Towers Perrin, Watson Wyatt to merge

Consulting firms combine forces to become Towers Watson

Consulting firms Towers Perrin and Watson Wyatt are joining forces to become Towers Watson, in a deal worth about US$3.5 billion.

“The combination of Towers Perrin and Watson Wyatt into Towers Watson will create one of the world’s leading professional services firms, well-positioned for sustained growth and profitability across all geographies and business segments,” said John Haley, CEO of Watson Wyatt who will serve as CEO of the combined company. “Towers Watson will have tremendous global reach and service breadth to meet the growing needs of the world’s largest multinational corporations.”

Called a merger of equals, the “business fit between Towers Perrin and Watson Wyatt will be complementary, and together we will have an enhanced ability to offer a broader range of services and a wider global footprint,” said Marc Mactas, CEO of Towers Perrin who will become president and COO of Towers Watson.

Based on 2008 revenues for both companies, Towers Watson’s business will be based largely in North America (56 per cent), followed by Europe, the Middle East and Africa (37 per cent), Asia-Pacific (six per cent) and South America (one per cent).
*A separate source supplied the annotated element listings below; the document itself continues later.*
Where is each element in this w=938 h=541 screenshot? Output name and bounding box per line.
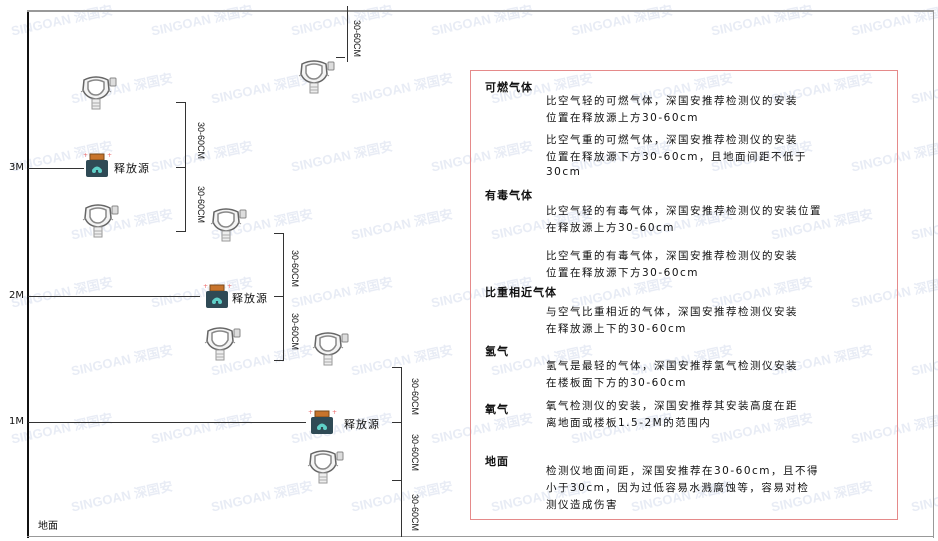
watermark: SINGOAN 深国安	[709, 2, 814, 39]
section-heading: 可燃气体	[485, 81, 533, 94]
level-1m-label: 1M	[9, 416, 24, 427]
level-2m-label: 2M	[9, 290, 24, 301]
level-3m-label: 3M	[9, 162, 24, 173]
dimension-label: 30-60CM	[352, 20, 362, 58]
svg-text:+: +	[83, 152, 88, 159]
dimension-label: 30-60CM	[410, 378, 420, 416]
dimension-line	[401, 367, 402, 537]
dimension-tick	[336, 57, 345, 58]
gas-detector-icon	[296, 56, 336, 96]
watermark: SINGOAN 深国安	[149, 410, 254, 447]
release-source-icon: + +	[202, 282, 232, 310]
dimension-line	[185, 102, 186, 232]
section-text-line: 比空气重的可燃气体，深国安推荐检测仪的安装	[546, 134, 798, 146]
section-heading: 有毒气体	[485, 189, 533, 202]
section-text-line: 位置在释放源下方30-60cm，且地面间距不低于	[546, 151, 808, 163]
release-source-label: 释放源	[114, 162, 150, 175]
section-text-line: 比空气轻的有毒气体，深国安推荐检测仪的安装位置	[546, 205, 822, 217]
installation-guide-panel: 可燃气体比空气轻的可燃气体，深国安推荐检测仪的安装 位置在释放源上方30-60cm…	[470, 70, 898, 520]
dimension-tick	[274, 360, 283, 361]
watermark: SINGOAN 深国安	[349, 70, 454, 107]
watermark: SINGOAN 深国安	[429, 2, 534, 39]
section-text-line: 在楼板面下方的30-60cm	[546, 377, 688, 389]
watermark: SINGOAN 深国安	[289, 138, 394, 175]
dimension-tick	[176, 102, 185, 103]
section-text-line: 小于30cm，因为过低容易水溅腐蚀等，容易对检	[546, 482, 810, 494]
level-1m-line	[28, 422, 306, 423]
section-text-line: 测仪造成伤害	[546, 499, 618, 511]
svg-text:+: +	[107, 152, 112, 159]
ground-label: 地面	[38, 521, 58, 532]
section-text-line: 检测仪地面间距，深国安推荐在30-60cm，且不得	[546, 465, 820, 477]
dimension-tick	[392, 422, 401, 423]
floor-line	[27, 536, 933, 537]
dimension-label: 30-60CM	[410, 494, 420, 532]
svg-text:+: +	[227, 283, 232, 290]
section-text-line: 氢气是最轻的气体，深国安推荐氢气检测仪安装	[546, 360, 798, 372]
level-3m-line	[28, 168, 84, 169]
watermark: SINGOAN 深国安	[349, 206, 454, 243]
watermark: SINGOAN 深国安	[289, 2, 394, 39]
svg-text:+: +	[332, 409, 337, 416]
section-text-line: 30cm	[546, 166, 582, 178]
watermark: SINGOAN 深国安	[69, 342, 174, 379]
watermark: SINGOAN 深国安	[9, 410, 114, 447]
dimension-tick	[176, 167, 185, 168]
section-text-line: 与空气比重相近的气体，深国安推荐检测仪安装	[546, 306, 798, 318]
gas-detector-icon	[305, 446, 345, 486]
watermark: SINGOAN 深国安	[9, 274, 114, 311]
release-source-icon: + +	[307, 408, 337, 436]
release-source-label: 释放源	[232, 292, 268, 305]
dimension-label: 30-60CM	[196, 186, 206, 224]
section-text-line: 比空气重的有毒气体，深国安推荐检测仪的安装	[546, 250, 798, 262]
dimension-label: 30-60CM	[410, 434, 420, 472]
release-source-icon: + +	[82, 151, 112, 179]
right-border	[933, 10, 934, 538]
watermark: SINGOAN 深国安	[569, 2, 674, 39]
section-heading: 氧气	[485, 403, 509, 416]
dimension-tick	[176, 231, 185, 232]
watermark: SINGOAN 深国安	[9, 2, 114, 39]
wall-line	[27, 10, 29, 538]
dimension-tick	[392, 480, 401, 481]
dimension-tick	[392, 367, 401, 368]
section-text-line: 比空气轻的可燃气体，深国安推荐检测仪的安装	[546, 95, 798, 107]
level-2m-line	[28, 296, 200, 297]
dimension-tick	[274, 233, 283, 234]
section-heading: 地面	[485, 455, 509, 468]
watermark: SINGOAN 深国安	[69, 478, 174, 515]
gas-detector-icon	[202, 323, 242, 363]
watermark: SINGOAN 深国安	[849, 2, 938, 39]
gas-detector-icon	[208, 204, 248, 244]
section-text-line: 离地面或楼板1.5-2M的范围内	[546, 417, 712, 429]
gas-detector-icon	[78, 72, 118, 112]
dimension-tick	[274, 296, 283, 297]
section-text-line: 在释放源上下的30-60cm	[546, 323, 688, 335]
watermark: SINGOAN 深国安	[209, 478, 314, 515]
svg-text:+: +	[203, 283, 208, 290]
svg-text:+: +	[308, 409, 313, 416]
section-text-line: 位置在释放源下方30-60cm	[546, 267, 700, 279]
dimension-label: 30-60CM	[290, 313, 300, 351]
gas-detector-icon	[80, 200, 120, 240]
section-text-line: 氧气检测仪的安装，深国安推荐其安装高度在距	[546, 400, 798, 412]
section-text-line: 在释放源上方30-60cm	[546, 222, 676, 234]
dimension-line	[347, 6, 348, 62]
section-text-line: 位置在释放源上方30-60cm	[546, 112, 700, 124]
section-heading: 氢气	[485, 345, 509, 358]
dimension-line	[283, 233, 284, 361]
watermark: SINGOAN 深国安	[289, 274, 394, 311]
watermark: SINGOAN 深国安	[149, 2, 254, 39]
gas-detector-icon	[310, 328, 350, 368]
dimension-label: 30-60CM	[290, 250, 300, 288]
dimension-label: 30-60CM	[196, 122, 206, 160]
ceiling-line	[27, 10, 933, 12]
section-heading: 比重相近气体	[485, 286, 557, 299]
release-source-label: 释放源	[344, 418, 380, 431]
Revenue by segment is estimated to be dominated by benefits (55 per cent), risk and financial services (23 per cent) and talent and rewards (20 per cent).

The deal could cause a potential conflict of interest if the new company provides executive compensation consultancy to the same clients that provide the company millions of dollars in revenue for employer benefits consultancy services, said Reuters. Executive compensation has become more controversial in the past few months, coming under intense scrutiny by the United States government in light of recent federal bailouts.

The deal, which will create a combined company with annual revenue of more than US$3 billion and a possible workforce of more than 14,000 employees, could put pressure on rivals such as Hewitt Associates and Mercer, which is a subsidiary of Marsh & McLennan Companies, said Reuters.

It will take three years to achieve savings of $80 million through job cuts and the streamlining of overlapping operations, and the companies expect one-time costs of US$80 million from the merger and “significant non-cash expenses” for the first two years. Towers Perrin has 6,300 employees in 26 countries while Watson Wyatt has 7,700 employees in 34 countries.

Watson Wyatt last month lowered its profit and revenue outlook for the full year last month, saying projects directly tied to helping clients manage costs, mitigate risks or meet regulatory requirements were doing well but divisions that rely on shorter-term, more discretionary contracts, were hurt by the slowdown in the economy, said Reuters. But the company expected demand for services in its human capital group — which covers executive pay and talent management — to continue to decline. Revenue from that group fell 25 per cent in the third quarter.